É coisa difícil de conceber, de forma anormal e conteúdo vazio.
Aparentemente, trata-se de uma lata cilíndrica (50 cm de altura x 40 cm de diâmetro), cuja superfície espelhada (em folha de flandres) deixa reflectir, sem directamente dar lugar a uma reflexão.
Cortada no cone virtual da vertical e infinita ascensão, a coisa, ainda de pé, passa a possuir dois limites: em cima (ou superior) e em baixo (ou inferior). Uma vez deitada, na horizontal, ela mostra dois outros, ou mesmos, limites: um furo à esquerda e um à direita. Noutra perspectiva: um buraco à frente e outro atrás. Em todos os casos, os orifícios poderão ser fechados/abertos por tampas (ou tampões).
À estática da aberrante coisa, acrescentou-se um suplemento dinâmico: duas asas que facilitam a sua mobilidade; ou duas pegas que ajudam a que se puxe por ela.
Na realidade, a coisa é um objecto de arte. Objecto que violenta o espaço gestáltico de percepção-cognição dos seus duplos utilitários (continente de um líquido, por exemplo) e científicos (figura geométrica), e condensa, economicamente, um gozo particular.
Gozo de quem ? Em primeiro lugar, do corpo do artista, de quem a obra é a parte ergonómica - metafórica e/ou metonímica.
Em que consiste este gozo? Vá-se lá saber. O que foi escrito (Cfr. Copyright. Ana Pérez Y Quiroga, 1995) é que, neste trabalho, a forma separa-se da função, para seguir a ficção. Projecto que convoca expressamente a Des-construção (Geoff Bennington via Derrida) do texto em que se enreda o mundo, o pensamento e a segurança de cada um.
Segurança fálica (ou falogoetnocêntrica).
Pois é a suposta omnipotência do phallus erectus que se tenta aqui cortar, fazer cair, esburacar, numa palavra, cilindrar. Resta que a in-segura força desta forma parece escapar a tais operações, por obra e graça da sua pura materialidade significante.

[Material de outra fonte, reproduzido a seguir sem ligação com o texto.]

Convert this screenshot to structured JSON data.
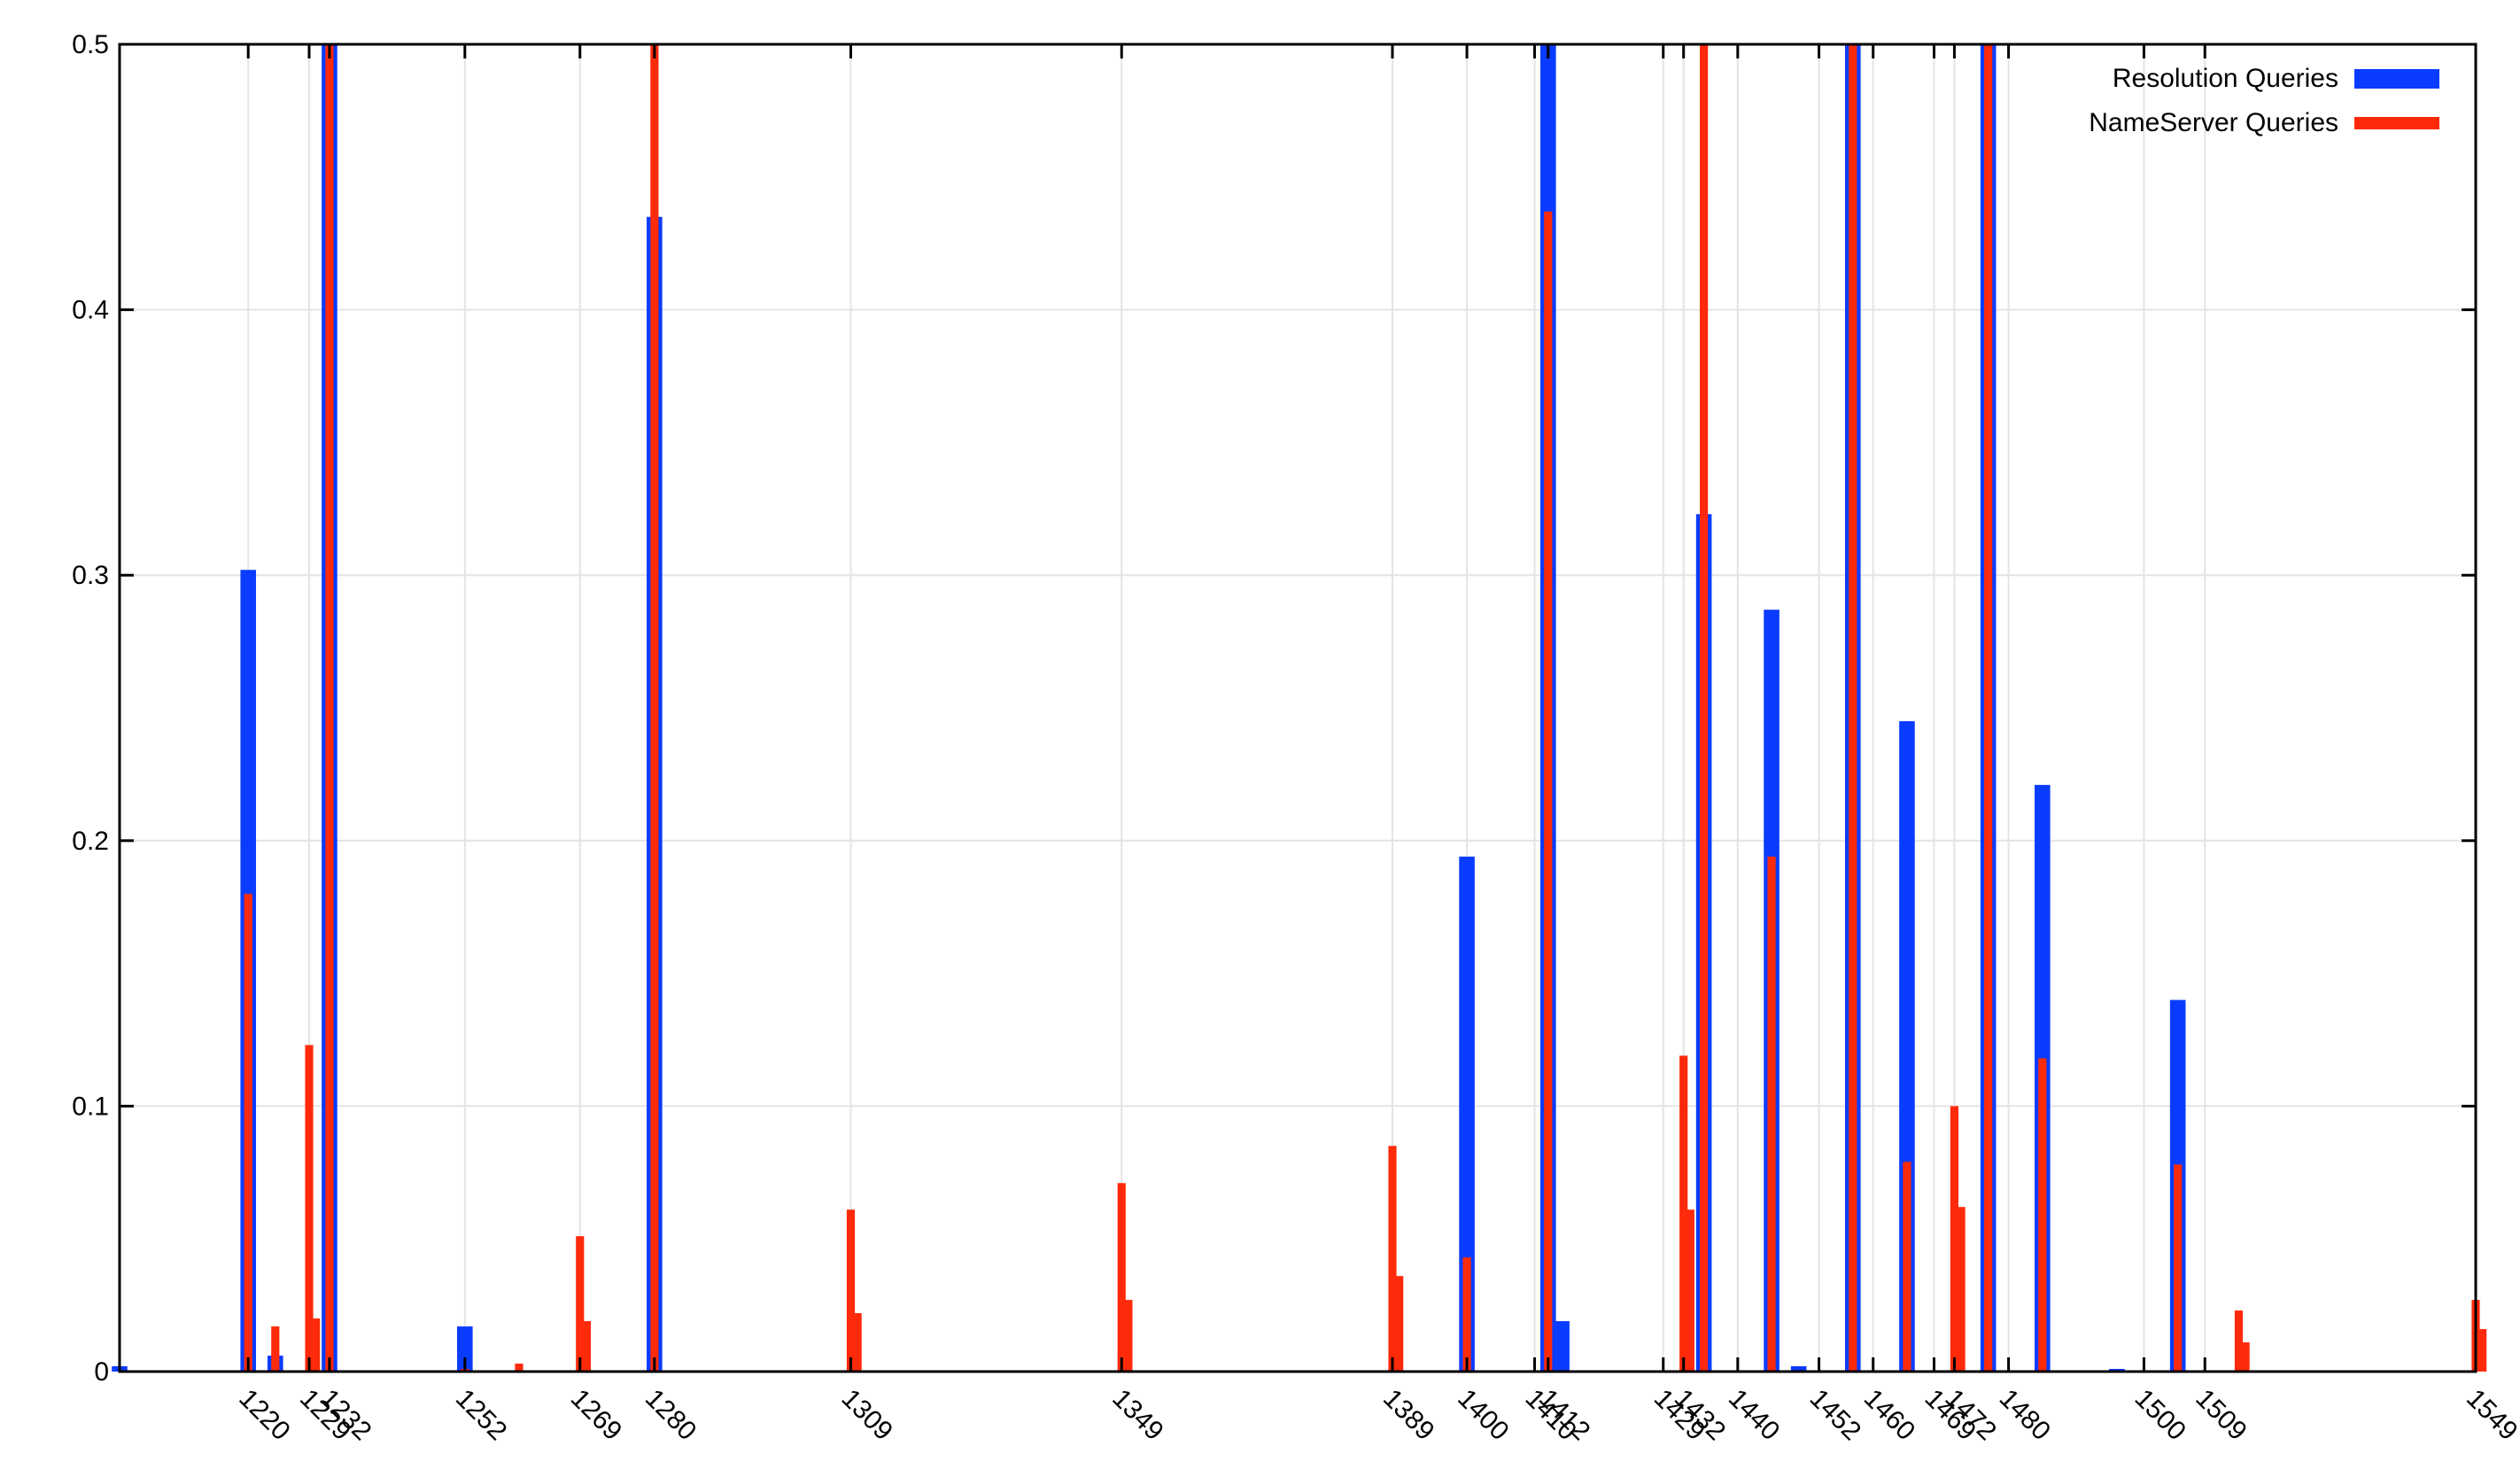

O objecto, pode, deste modo, ser denominado: BI-DON. Assim composto, o seu nome parece referir à dualidade inscrita no don: a dádiva da linguagem, ou da diferença patente na vida, na sexualidade, na arte... Mas, com ou sem traço de união, a palavra, de origem gaulesa, faz também ressoar a irredutível equivocidade da sua matriz etimológica. BIDON: 1) recipiente, vaso; 2) por analogia, ventre, ama de leite; 3) lençol dobrado de modo a poder encher-se de ar e criar uma ilusão de plenitude; 4) mentira, bluff, falhanço; 5) simulação (Cfr. Petit Robert, Dicionário De Língua Francesa).
Como simulacro da maternidade, BI-DON revela-se un bide, un vide...bidon. Nulo, talvez, mas deu-me e poderá dar (a outros) a pensar.